TORINO (3-4-1-2): Paleari; Marianucci, Maripan, Coco/Ebosse; Lazaro, Anjorin, Gineitis, Obrador; Vlasic; Simeone, Adams/Zapata. 

I principi di gioco

D’Aversa chiede intensità, aggressività e compattezza. Le sue squadre lavorano molto sulla fase difensiva, con linee strette e attenzione alle marcature, per poi ripartire con rapidità. Alcuni giocatori potrebbero trovare più spazio. Marianucci, già allenato dal tecnico a Empoli, si candida per un ruolo centrale nella difesa a tre. 
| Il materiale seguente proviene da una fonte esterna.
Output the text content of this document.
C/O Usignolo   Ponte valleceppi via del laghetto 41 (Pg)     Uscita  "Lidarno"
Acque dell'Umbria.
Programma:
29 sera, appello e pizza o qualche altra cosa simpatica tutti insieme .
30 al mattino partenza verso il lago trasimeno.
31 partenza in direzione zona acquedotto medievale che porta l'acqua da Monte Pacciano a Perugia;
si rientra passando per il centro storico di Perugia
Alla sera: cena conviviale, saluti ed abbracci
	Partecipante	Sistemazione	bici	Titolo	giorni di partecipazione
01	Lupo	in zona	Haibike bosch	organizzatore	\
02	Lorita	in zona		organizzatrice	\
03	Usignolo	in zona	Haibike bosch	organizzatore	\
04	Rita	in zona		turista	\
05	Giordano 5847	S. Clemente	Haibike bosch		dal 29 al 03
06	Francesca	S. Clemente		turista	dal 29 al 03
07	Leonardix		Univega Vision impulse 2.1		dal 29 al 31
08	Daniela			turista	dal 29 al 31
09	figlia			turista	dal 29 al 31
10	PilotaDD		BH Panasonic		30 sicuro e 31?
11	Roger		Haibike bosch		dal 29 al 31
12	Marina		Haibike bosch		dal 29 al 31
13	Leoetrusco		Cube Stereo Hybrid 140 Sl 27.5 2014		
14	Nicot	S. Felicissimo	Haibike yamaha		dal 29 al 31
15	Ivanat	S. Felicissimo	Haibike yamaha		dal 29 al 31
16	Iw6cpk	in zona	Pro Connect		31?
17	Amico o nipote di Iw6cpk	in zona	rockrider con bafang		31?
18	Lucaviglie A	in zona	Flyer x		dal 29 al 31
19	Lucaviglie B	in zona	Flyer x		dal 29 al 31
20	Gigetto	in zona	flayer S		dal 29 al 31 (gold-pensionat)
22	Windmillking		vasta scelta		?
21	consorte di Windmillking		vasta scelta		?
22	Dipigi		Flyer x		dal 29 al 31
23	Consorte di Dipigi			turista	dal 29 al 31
Anche Anjorin può diventare un riferimento in mezzo al campo. Davanti, Vlasic resta un punto fermo e potrebbe agire qualche metro più avanti. Simeone è la certezza offensiva, mentre Adams parte avanti nelle gerarchie su Kulenovic e Zapata.

La media punti di D'Aversa

Nell’ultima esperienza a Empoli, tra il 2024 e il 2025, D’Aversa ha chiuso con una media di 0,98 punti a partita in 44 gare. Il periodo più positivo resta quello vissuto a Parma, dove ha mantenuto una media di 1,51 punti, attirando l’attenzione di diverse squadre di Serie A. Le tappe successive a Lecce ed Empoli sono state più complicate, ma il Torino punta sulla sua esperienza per raggiungere la salvezza.